I answer the above automated response just for reference: I already use the pdfSaveOptions.setImageResample, however in this scenario there are no images in the workbook.

Also, the suggested code is identical to mine.

Thanks.

peyton.xu · November 20, 2024, 2:15am

@l.alex ,

The core issue is that the file has too many pages. If you printview the source file in Excel, there will be about 40 million pages, and most of the pages are blank.
You can use the following code to ignore these blank pages.

Workbook wb ...

com.aspose.cells.PdfSaveOptions pdfSaveOptions = new com.aspose.cells.PdfSaveOptions();
pdfSaveOptions.setCompliance(PdfCompliance.PDF_A_1_B);
pdfSaveOptions.setPrintingPageType(PrintingPageType.IGNORE_BLANK);

wb.save ...

Also, you may limit the max page count of the generated pdf file. e.g. 10K pages.

Workbook wb ...

com.aspose.cells.PdfSaveOptions pdfSaveOptions = new com.aspose.cells.PdfSaveOptions();
pdfSaveOptions.setCompliance(PdfCompliance.PDF_A_1_B);
//limit page count to 10K
pdfSaveOptions.setPageCount(10000);

wb.save ...

l.alex · November 20, 2024, 9:22pm

Thank you, this was actually the case, lots of blank pages, and I was actually looking into restricting blank pages with PdfSaveOptions.setOutputBlankPageWhenNothingToPrint(false) . Would anyone know what is the difference between this approach and you suggested code pdfSaveOptions.setPrintingPageType(PrintingPageType.IGNORE_BLANK);?

peyton.xu · November 21, 2024, 1:11am

@l.alex ,

PdfSaveOptions.setOutputBlankPageWhenNothingToPrint is used for the case that there is no content in the source, the page count is zero. if PdfSaveOptions.OutputBlankPageWhenNothingToPrint is set to true, it will generate a pdf file with only one blank page. If PdfSaveOptions.OutputBlankPageWhenNothingToPrint is set to false, it will throw exception indicating that “There is nothing to output/print.” in this case.

pdfSaveOptions.setPrintingPageType(PrintingPageType.IGNORE_BLANK); is used for ignoring blank pages.

l.alex · November 25, 2024, 5:14pm

Thanks, very well explained!

amjad.sahi · November 25, 2024, 5:25pm

@l.alex,

You’re welcome.
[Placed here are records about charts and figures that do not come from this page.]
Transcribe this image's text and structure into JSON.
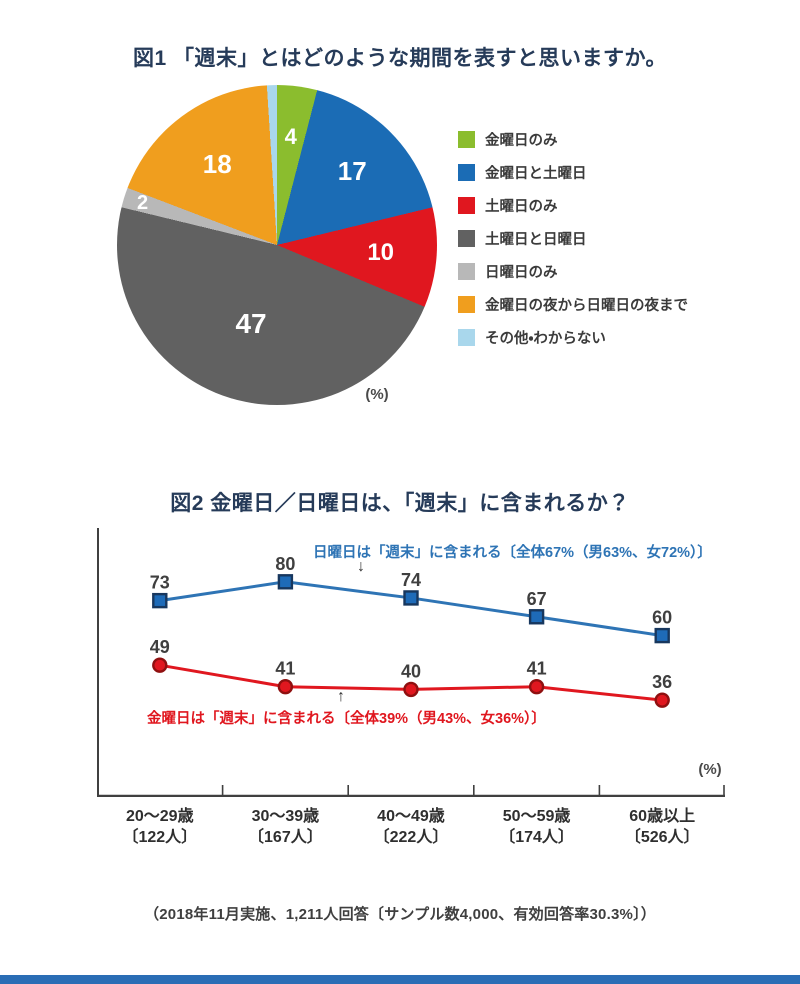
{
  "fig1": {
    "title": "図1 「週末」とはどのような期間を表すと思いますか。",
    "unit_label": "(%)"
  },
  "fig2": {
    "title": "図2 金曜日／日曜日は、「週末」に含まれるか？",
    "unit_label": "(%)",
    "annotations": {
      "sunday": {
        "text": "日曜日は「週末」に含まれる〔全体67%（男63%、女72%）〕",
        "arrow": "↓",
        "color": "#2e74b5"
      },
      "friday": {
        "text": "金曜日は「週末」に含まれる〔全体39%（男43%、女36%）〕",
        "arrow": "↑",
        "color": "#e0171f"
      }
    }
  },
  "footnote": "（2018年11月実施、1,211人回答〔サンプル数4,000、有効回答率30.3%〕）",
  "colors": {
    "title": "#263b59",
    "axis": "#404040",
    "point_label": "#3f3f3f",
    "bottom_bar": "#2a6db5"
  },
  "chart_data": [
    {
      "type": "pie",
      "title": "図1 「週末」とはどのような期間を表すと思いますか。",
      "unit": "%",
      "start_angle_deg": 0,
      "direction": "clockwise",
      "legend_position": "right",
      "slices": [
        {
          "label": "金曜日のみ",
          "value": 4,
          "color": "#8bbd2e",
          "value_shown": true
        },
        {
          "label": "金曜日と土曜日",
          "value": 17,
          "color": "#1b6cb5",
          "value_shown": true
        },
        {
          "label": "土曜日のみ",
          "value": 10,
          "color": "#e0171f",
          "value_shown": true
        },
        {
          "label": "土曜日と日曜日",
          "value": 47,
          "color": "#616161",
          "value_shown": true
        },
        {
          "label": "日曜日のみ",
          "value": 2,
          "color": "#b8b8b8",
          "value_shown": true
        },
        {
          "label": "金曜日の夜から日曜日の夜まで",
          "value": 18,
          "color": "#f09e1e",
          "value_shown": true
        },
        {
          "label": "その他・わからない",
          "value": 1,
          "color": "#a9d7ec",
          "value_shown": false
        }
      ]
    },
    {
      "type": "line",
      "title": "図2 金曜日／日曜日は、「週末」に含まれるか？",
      "categories": [
        "20～29歳",
        "30～39歳",
        "40～49歳",
        "50～59歳",
        "60歳以上"
      ],
      "category_counts": [
        "〔122人〕",
        "〔167人〕",
        "〔222人〕",
        "〔174人〕",
        "〔526人〕"
      ],
      "ylim": [
        0,
        100
      ],
      "grid": false,
      "unit": "%",
      "series": [
        {
          "name": "日曜日は「週末」に含まれる〔全体67%（男63%、女72%）〕",
          "values": [
            73,
            80,
            74,
            67,
            60
          ],
          "color": "#2e74b5",
          "marker": "square",
          "marker_fill": "#1e6bb8",
          "marker_stroke": "#17375e"
        },
        {
          "name": "金曜日は「週末」に含まれる〔全体39%（男43%、女36%）〕",
          "values": [
            49,
            41,
            40,
            41,
            36
          ],
          "color": "#e0171f",
          "marker": "circle",
          "marker_fill": "#e0171f",
          "marker_stroke": "#8f1010"
        }
      ]
    }
  ]
}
Please don’t hesitate to reach out if you have any additional questions or feedback.

l.alex · November 26, 2024, 5:25pm

@amjad.sahi, I greatly appreciate your support and I would appreciate it if you could have a look at my new post about triggering pdf conversion exceptions

amjad.sahi · November 26, 2024, 6:36pm

@l.alex,

Please see and follow up your other thread for replies and for your reference.